Non è un vero controllo, perchè la magistratura contabile non esamina atti concreti, ma problemi generali ed astratti, attinenti solo alla contabilità pubblica, esprimendo principi generali, per altro nemmeno vincolanti (Corte dei conti, Sezioni Riunite, sentenza 15/2017).
Si tratta, quindi, di pareri, autorevoli ma piuttosto liberamente valutabili anche dai giudici. Gli enti locali, tuttavia, hanno preso l'abitudine di considerare questi pareri come un'ordalia medievale, rimettendo ogni decisione gestionale al responso.
Sarebbe, però, il caso che il legislatore stabilisse esattamente le regole di ingaggio, senza tonalità di grigio tra il bianco e il nero: o è attività di controllo, o non lo è.

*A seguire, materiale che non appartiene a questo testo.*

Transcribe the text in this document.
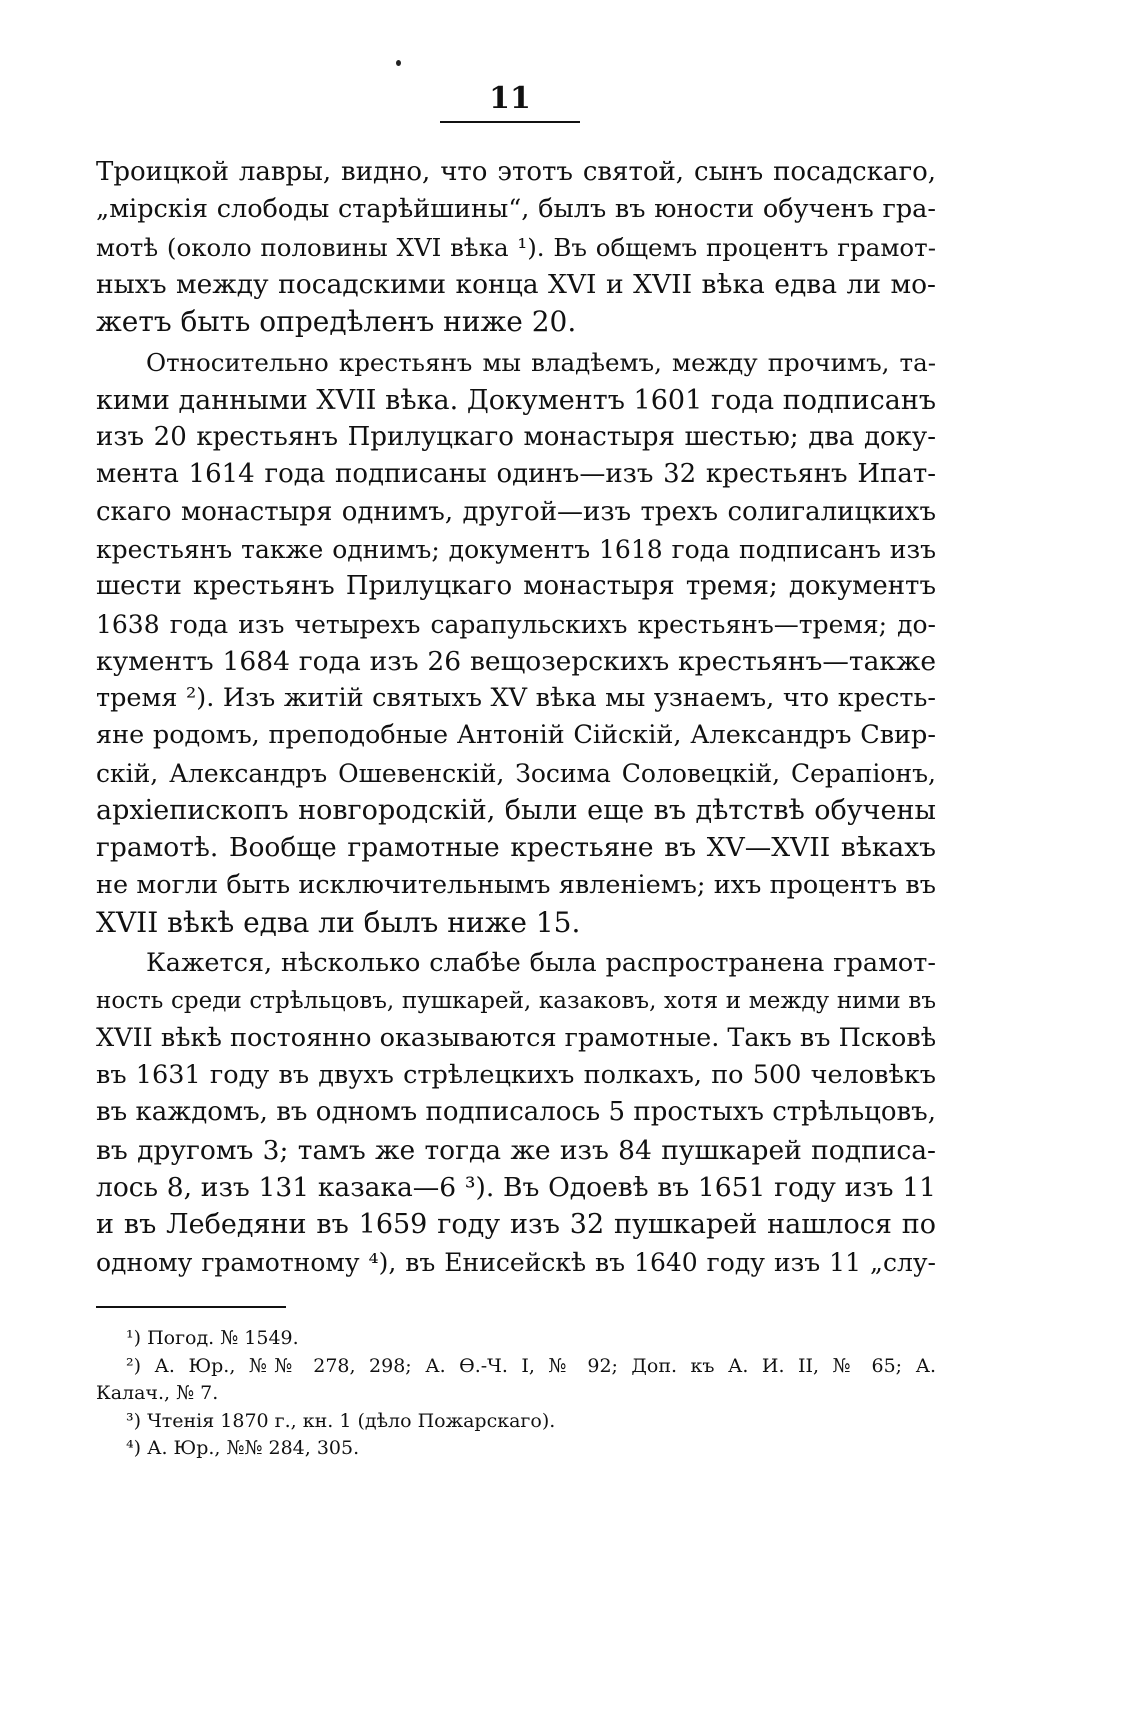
11
Троицкой лавры, видно, что этотъ святой, сынъ посадскаго,
„мірскія слободы старѣйшины“, былъ въ юности обученъ гра-
мотѣ (около половины XVI вѣка ¹). Въ общемъ процентъ грамот-
ныхъ между посадскими конца XVI и XVII вѣка едва ли мо-
жетъ быть опредѣленъ ниже 20.
Относительно крестьянъ мы владѣемъ, между прочимъ, та-
кими данными XVII вѣка. Документъ 1601 года подписанъ
изъ 20 крестьянъ Прилуцкаго монастыря шестью; два доку-
мента 1614 года подписаны одинъ—изъ 32 крестьянъ Ипат-
скаго монастыря однимъ, другой—изъ трехъ солигалицкихъ
крестьянъ также однимъ; документъ 1618 года подписанъ изъ
шести крестьянъ Прилуцкаго монастыря тремя; документъ
1638 года изъ четырехъ сарапульскихъ крестьянъ—тремя; до-
кументъ 1684 года изъ 26 вещозерскихъ крестьянъ—также
тремя ²). Изъ житій святыхъ XV вѣка мы узнаемъ, что кресть-
яне родомъ, преподобные Антоній Сійскій, Александръ Свир-
скій, Александръ Ошевенскій, Зосима Соловецкій, Серапіонъ,
архіепископъ новгородскій, были еще въ дѣтствѣ обучены
грамотѣ. Вообще грамотные крестьяне въ XV—XVII вѣкахъ
не могли быть исключительнымъ явленіемъ; ихъ процентъ въ
XVII вѣкѣ едва ли былъ ниже 15.
Кажется, нѣсколько слабѣе была распространена грамот-
ность среди стрѣльцовъ, пушкарей, казаковъ, хотя и между ними въ
XVII вѣкѣ постоянно оказываются грамотные. Такъ въ Псковѣ
въ 1631 году въ двухъ стрѣлецкихъ полкахъ, по 500 человѣкъ
въ каждомъ, въ одномъ подписалось 5 простыхъ стрѣльцовъ,
въ другомъ 3; тамъ же тогда же изъ 84 пушкарей подписа-
лось 8, изъ 131 казака—6 ³). Въ Одоевѣ въ 1651 году изъ 11
и въ Лебедяни въ 1659 году изъ 32 пушкарей нашлося по
одному грамотному ⁴), въ Енисейскѣ въ 1640 году изъ 11 „слу-
¹) Погод. № 1549.
²) А. Юр., №№ 278, 298; А. Ѳ.-Ч. I, № 92; Доп. къ А. И. II, № 65; А.
Калач., № 7.
³) Чтенія 1870 г., кн. 1 (дѣло Пожарскаго).
⁴) А. Юр., №№ 284, 305.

Inutile sottolineare che se i pareri sono formulati nello stile criptico della Sibilla cumana o della Pizia di Delfi, servono a poco.
E' il caso, ad esempio, del recente parere della Sezione Veneto sulla cumulabilità tra indennità di vigilanza esterna e indennità di ordine pubblico. Il parere 96/2020 è densissimo nell'esame delle norme, ma al momento dell'indicazione di come leggere l'alluvione normativa afferma che esso "non preclude, aprioristicamente, il cumulo in parola,
a condizione che ricorrano tutti i presupposti testé enunciati e solo quando si verifichino
le eccezionali condizioni necessarie". Ma, allora, se non preclude, consente? Ma qual è il contenuto concreto di tale affermazione, che è come una risposta ad una domanda sul tempo: "il tempo dovrebbe essere buono, quindi non sarebbe necessario l'ombrello ma a condizione che addensamenti nuvolosi non comportino piogge, per cui magari un impermeabile tascabile è consigliabile".
Lo stile "ibis et redibis non morieris in bello" non serve. O si lascia agli enti la responsabilità di decidere in piena autonomia, oppure i controlli si esercitino in modo puntuale, con formule chiare. Gli enigmi della Sfinge lasciamoli alle riviste enigmistiche.